Within two years, the Philippines will be a commercial producer of genetically modified (GM) eggplant and papaya. This is the timetable of studies being done at the University of the Philippines Los BaŮos-Institute of Plant Breeding (UPLB-IPB).
In a 1.5-hectare fenced field experimental area within the sprawling UPLB complex, GM eggplants are lushly growing while biotech papaya plants have just been transplanted.

The progress of the project was assessed during a recent field day by representatives of international and national agencies supporting it, members of the research sector, and journalists, including this writer. Among those present were Dr. Clive James, chairman of the New York-based International Service for the Acquisition of Agri-biotech Applications (ISAAA); Dr.
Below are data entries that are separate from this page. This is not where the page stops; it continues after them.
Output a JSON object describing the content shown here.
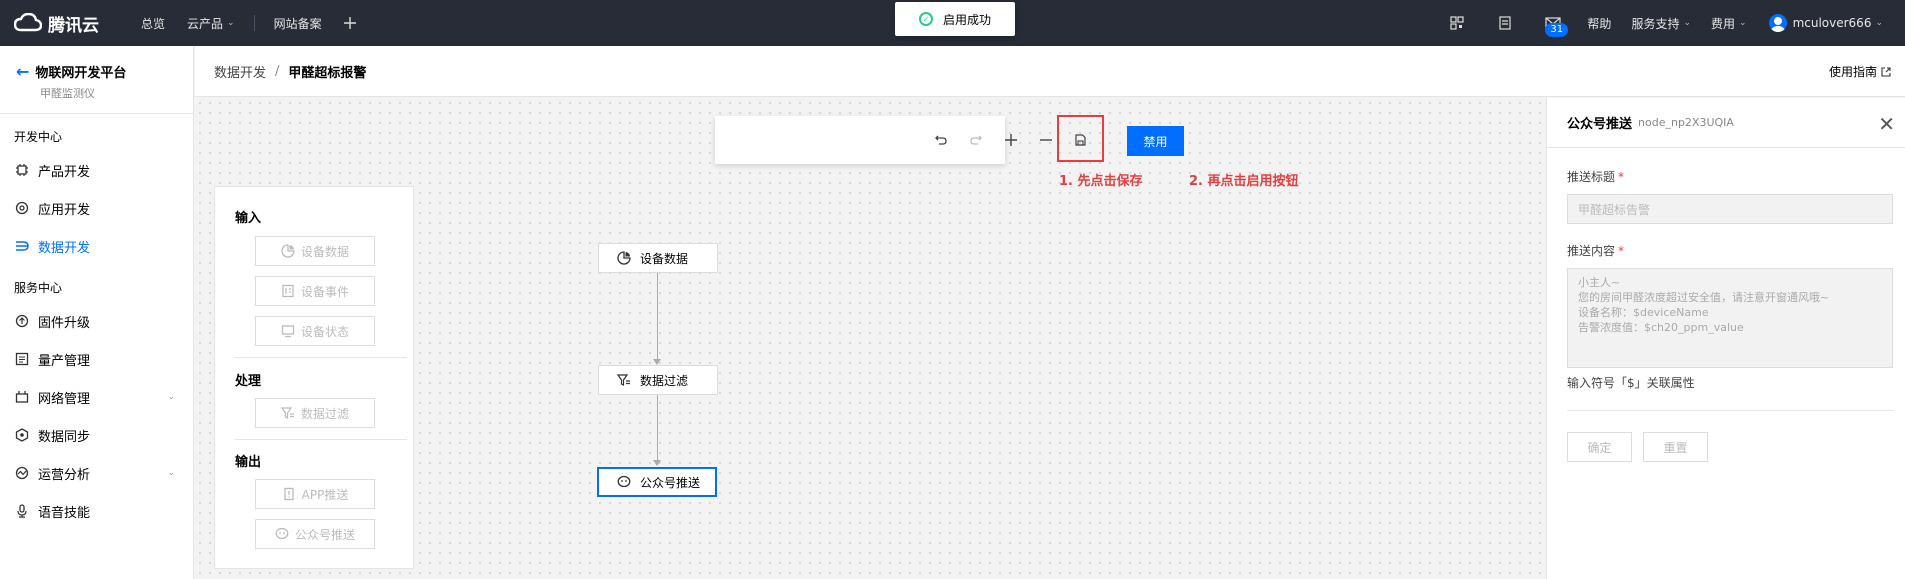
{
  "topbar": {
    "logo_text": "腾讯云",
    "nav": [
      {
        "label": "总览"
      },
      {
        "label": "云产品"
      },
      {
        "label": "网站备案"
      }
    ],
    "toast": "启用成功",
    "mail_badge": "31",
    "help": "帮助",
    "support": "服务支持",
    "billing": "费用",
    "username": "mculover666"
  },
  "sidebar": {
    "title": "物联网开发平台",
    "subtitle": "甲醛监测仪",
    "group_dev": "开发中心",
    "group_service": "服务中心",
    "items": [
      {
        "label": "产品开发",
        "icon": "chip-icon"
      },
      {
        "label": "应用开发",
        "icon": "gear-icon"
      },
      {
        "label": "数据开发",
        "icon": "flow-icon"
      },
      {
        "label": "固件升级",
        "icon": "upgrade-icon"
      },
      {
        "label": "量产管理",
        "icon": "list-icon"
      },
      {
        "label": "网络管理",
        "icon": "network-icon"
      },
      {
        "label": "数据同步",
        "icon": "sync-icon"
      },
      {
        "label": "运营分析",
        "icon": "analytics-icon"
      },
      {
        "label": "语音技能",
        "icon": "voice-icon"
      }
    ]
  },
  "header": {
    "crumb_parent": "数据开发",
    "crumb_sep": "/",
    "crumb_current": "甲醛超标报警",
    "guide": "使用指南"
  },
  "toolbar": {
    "enable": "禁用",
    "annot1": "1. 先点击保存",
    "annot2": "2. 再点击启用按钮"
  },
  "palette": {
    "input_title": "输入",
    "process_title": "处理",
    "output_title": "输出",
    "items": [
      "设备数据",
      "设备事件",
      "设备状态",
      "数据过滤",
      "APP推送",
      "公众号推送"
    ]
  },
  "flow": {
    "nodes": [
      "设备数据",
      "数据过滤",
      "公众号推送"
    ]
  },
  "panel": {
    "title": "公众号推送",
    "node_id": "node_np2X3UQIA",
    "title_label": "推送标题",
    "title_value": "甲醛超标告警",
    "content_label": "推送内容",
    "content_lines": [
      "小主人~",
      "您的房间甲醛浓度超过安全值，请注意开窗通风哦~",
      "设备名称：$deviceName",
      "告警浓度值：$ch20_ppm_value"
    ],
    "hint": "输入符号「$」关联属性",
    "confirm": "确定",
    "reset": "重置",
    "required_mark": "*"
  }
}
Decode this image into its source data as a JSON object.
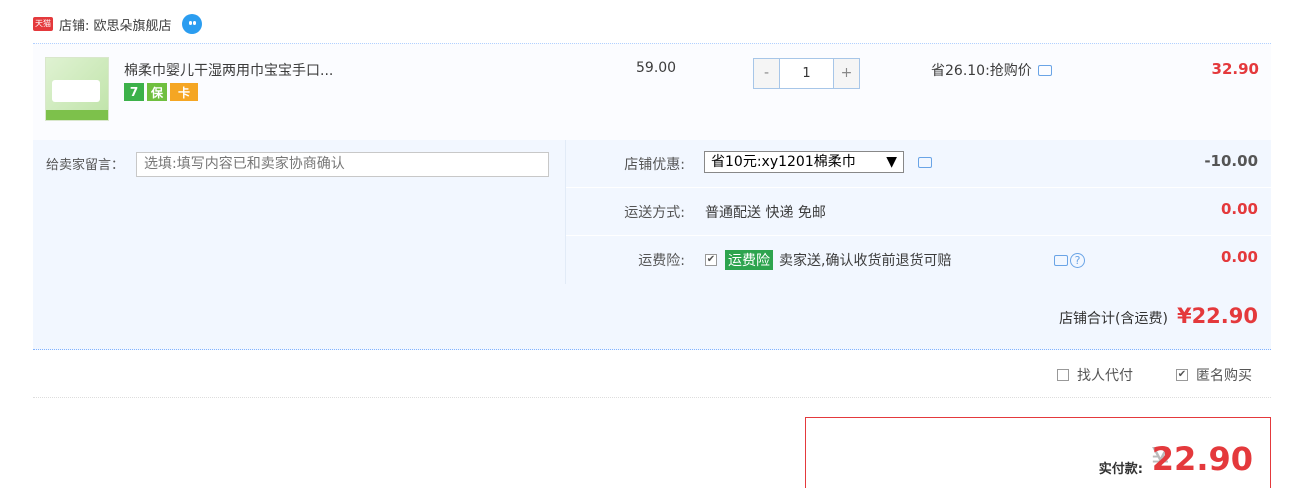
{
  "store": {
    "tmall_badge": "天猫",
    "label": "店铺: 欧思朵旗舰店"
  },
  "item": {
    "title": "棉柔巾婴儿干湿两用巾宝宝手口...",
    "badges": [
      "7",
      "保",
      "卡"
    ],
    "unit_price": "59.00",
    "quantity": {
      "minus": "-",
      "value": "1",
      "plus": "+"
    },
    "promo": "省26.10:抢购价",
    "subtotal": "32.90"
  },
  "message": {
    "label": "给卖家留言：",
    "placeholder": "选填:填写内容已和卖家协商确认"
  },
  "options": {
    "discount": {
      "label": "店铺优惠:",
      "selected": "省10元:xy1201棉柔巾",
      "arrow": "▼",
      "amount": "-10.00"
    },
    "shipping": {
      "label": "运送方式:",
      "value": "普通配送 快递 免邮",
      "amount": "0.00"
    },
    "insurance": {
      "label": "运费险:",
      "tag": "运费险",
      "text": "卖家送,确认收货前退货可赔",
      "help": "?",
      "amount": "0.00"
    }
  },
  "store_total": {
    "label": "店铺合计(含运费)",
    "value": "¥22.90"
  },
  "checkboxes": [
    {
      "label": "找人代付",
      "checked": false
    },
    {
      "label": "匿名购买",
      "checked": true
    }
  ],
  "payment": {
    "label": "实付款:",
    "currency": "¥",
    "value": "22.90"
  },
  "colors": {
    "accent_red": "#e4393c",
    "row_bg": "#f2f7ff",
    "link_blue": "#6aa4e6"
  }
}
Randy Hautea, ISAAA global coordinator; Dr. Frank Shotkoski, director of the Agricultural Biotechnology Support Project (ABSP) II-Southeast Asia; Executive Director Patricio Faylon of the Philippine Council for Agriculture, Forestry and Natural Resources Research and Development (PCARRD); UPLB vice chancellor Enrico Supangco; and UPLB-IPB officials led by Director Jose Hernandez.

The research on eggplant is being undertaken by UPLB-IPB in partnership with the Indian Maharashtra Hybrid Seeds Company Ltd. (Mahyco). It is supported by the United States Agency for International Development (USAID) through ABSP II, EMERGE, and ISAAA. Mahyco has developed a high-resistant biotech eggplant with help from Monsanto Co. These eggplant lines have been used as source of the protection of biotech eggplants in India, the Philippines, and Bangladesh. Dr. Desiree Hautea of UPLB-IPB told this writer in an interview that the eggplants were transplanted inside the fenced field last Dec. 21.

The seeds from the eggplants to be harvested will be used in the subsequent multi-location trials, which constitute the next phase of the multi-stage research process. The first phase was the seedling establishment inside a greenhouse. The first trial in the two-season multi-location experiments will be done in three to four selected areas in Luzon. The second will be conducted in about 10 sites in Luzon, Visayas and Mindanao. The GM eggplant is expected to be commercialized by 2010 upon approval by the Department of Agriculture-Bureau of Plant Industry (DA-BPI).

The new plant type is projected to be the answer to the fruit and shoot borer (FSB), the most destructive pest attacking eggplant in Asia. In the Philippines, for instance, losses from FSB range from 51 to 73%. To date, there is no FSB-resistant commercial eggplant variety. Eggplant is now the country's top vegetable crop, covering about 20,000 hectares and yielding annually 179,000 tons valued at about P2 billion. The same process will be followed for the biotech papaya.

The papaya plants were transplanted last Feb. 8 and are expected to be harvested by November or December 2008, Dr. Pablito Magdalita told this writer. This will be followed by the multi-location trials in Luzon and in the Visayas, and eventually the commercialization. The new plant type is resistant to papaya ringspot virus (PRSV), which has been the scourge of the papaya industry since it was first discovered in Silang, Cavite, in 1982. It has since spread to other parts of the country, except Mindanao.

Infected papaya plants have stunted growth and produced deformed fruits with concentric rings on the skin surface. Eventually, the plants die. A flagship biotech program of PCARRD, the papaya research is a collaborative effort with ISAAA, ABSI II, USAID, the UPLB-based Southeast Asian Regional Center for Graduate Study and Research in Agriculture (SEARCA), and Program for Biosafety Systems.